277 Kayıt Bulundu.
Bize el-Ka'neb, ona Malik, ona Ebu Zübeyr el-Mekkî, ona Ebu Tufeyl Amir b. Vasile, ona da Muaz b. Cebel (ra) haber vermiştir: "Rasulullah'la (sav) birlikte Tebük gazâsına çıkmışlardı. Hz. Peygamber öğle ile ikindiyi, akşam ile de yatsıyı cem ediyordu. Bir gün namazı geciktirmiş, sonra çıkıp öğle ile ikindiyi birlikte kılmıştı. Sonra çadırına girmiş, sonra tekrar çıkıp akşam ile yatsıyı cem’ ederek kılmıştı."
Bize İbrahim b. Musa er-Râzî, ona İsa, ona da İbn Cabir (önceki) hadisle aynı manada bir hadis rivayet etmiştir. [Ebû Dâvûd dedi ki: Bu hadisi bir de Abdullah b. el-Alâ, Nafi'den rivayet etmiştir. Nafi' demiştir ki; Gurubun kızıllığı kaybolmak üzere iken (devesinden) indi ve ikisini (akşamla yatsıyı) birleştirerek kıldı.]
Bize Ahmed b. Salih, ona Yahya b. Muhammed el-Câri, ona Abdülaziz b. Muhammed, ona Malik, ona Ebu Zübeyr, ona da Cabir (ra); "Rasulullah (sav) Mekke'de iken güneş battı, (akşam ile yatsı) namazlarını Serif mevkiinde birleştirerek kıldı, dedi."
Bize Ahmed b. Hanbel'in komşusu Muhammed b. Hişam, ona Cafer b. Avn, ona da Hişam b. Sa'd şöyle dedi: "İkisinin, yani Mekke ile Serif arasındaki mesafe on mildir."
Bize Abdulmelik b. Şuayb, ona İbn Vehb, ona el-Leys rivayet etmiş, ona da Rabî'a şöyle yazmış: Bana Abdullah b. Dinar şöyle anlattı: "Ben Abdullah b. Ömer'le birlikte yolculuk yaparken güneş battı, ama biz yola devam ettik. Akşam olduğunu görünce, namaz zamanı geldi dedik. O yine yola devam etti. Nihayet gurubun kızıllığı kaybolup yıldızlar akmaya başlayınca hayvanından indi ve iki namazı birden kıldı. Sonra ben, Rasulullah'ın (sav) acele yola çıktığı zaman namazı şu benim kıldığım gibi kıldığını gördüm dedi. İbn Abbas, Rasulullah (sav) bu iki namazı gece girdikten sonra birleştirdi demek istiyordu." [Ebû Davud dedi ki: Bu hadisi Asım b. Muhammed, kardeşi (Ömer) vasıtasıyla Salim'den rivayet etmiştir. İbn Ebu Necîh de bu hadisi İsmail b. Abdurrahman b. Züeyb'den; İbn Ömer bu iki namazı akşamın kızıllığı kaybolduktan sonra birleştirdi, şeklinde rivayet etti.]

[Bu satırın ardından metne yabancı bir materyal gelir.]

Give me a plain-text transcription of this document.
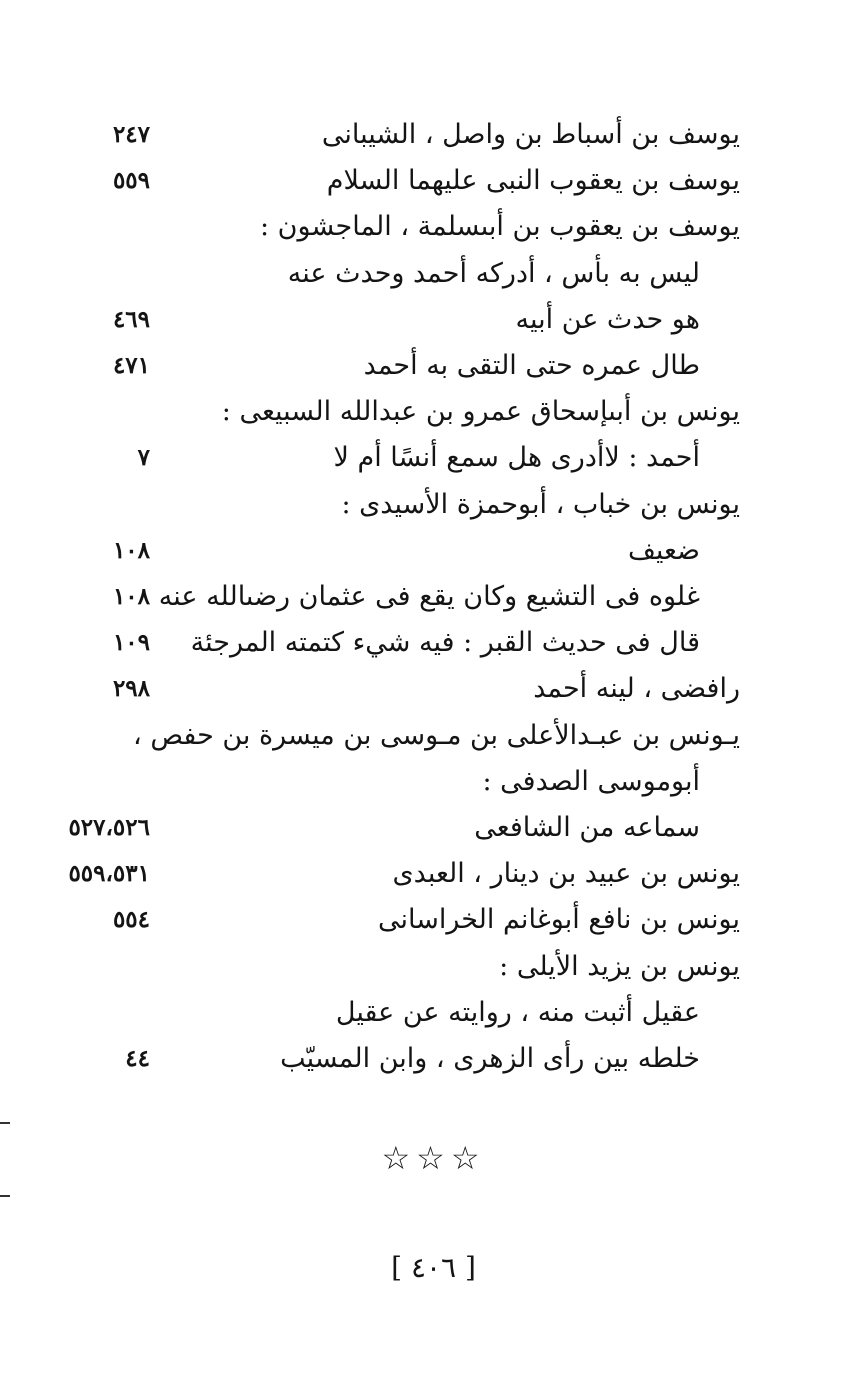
يوسف بن أسباط بن واصل ، الشيبانى
٢٤٧
يوسف بن يعقوب النبى عليهما السلام
٥٥٩
يوسف بن يعقوب بن أبىسلمة ، الماجشون :
ليس به بأس ، أدركه أحمد وحدث عنه
هو حدث عن أبيه
٤٦٩
طال عمره حتى التقى به أحمد
٤٧١
يونس بن أبىإسحاق عمرو بن عبدالله السبيعى :
أحمد : لاأدرى هل سمع أنسًا أم لا
٧
يونس بن خباب ، أبوحمزة الأسيدى :
ضعيف
١٠٨
غلوه فى التشيع وكان يقع فى عثمان رضىالله عنه
١٠٨
قال فى حديث القبر : فيه شيء كتمته المرجئة
١٠٩
رافضى ، لينه أحمد
٢٩٨
يـونس بن عبـدالأعلى بن مـوسى بن ميسرة بن حفص ،
أبوموسى الصدفى :
سماعه من الشافعى
٥٢٧،٥٢٦
يونس بن عبيد بن دينار ، العبدى
٥٥٩،٥٣١
يونس بن نافع أبوغانم الخراسانى
٥٥٤
يونس بن يزيد الأيلى :
عقيل أثبت منه ، روايته عن عقيل
خلطه بين رأى الزهرى ، وابن المسيّب
٤٤
☆☆☆
[ ٤٠٦ ]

Bize Süleyman b. Davud el-Mehri, ona İbn Vehb, ona Cabir b. İsmail, ona da Ukayl (önceki) hadisi aynı senedle rivayet etmiş ve demiştir ki: "Akşamı da geciktirir ve şafak kaybolunca yatsıyla birleştirerek kılardı."
Bize Kuteybe b. Said, ona el-Leys, ona Yazîd b. Ebu Habib, ona Ebu Tufeyl Amir b. Vasile, ona da Muaz b. Cebel (ra) şöyle rivayet etmiştir: "Hz. Peygamber (sav) Tebük gazvesinde iken güneş batıya kaymadan önce yola çıkarsa, öğleyi ikindiye kadar erteler, ikindi namazıyla birlikte kılardı. Eğer güneş batıya kaydıktan sonra yola çıkarsa ikindiyi öne alarak öğle namazıyla birlikte kılar, sonar yola düşerdi. Eğer akşamdan önce yola çıkacak olursa akşamı tehir eder yatsıyla beraber kılardı. Eğer akşam olduktan sonra yola çıkmak isterse yatsıyı (vaktinden) öne alarak akşamla birlikte kılardı." [Ebû Davud dedi ki: Bu hadisi Kuteybe'den başka hiçbir kimse rivayet etmedi.]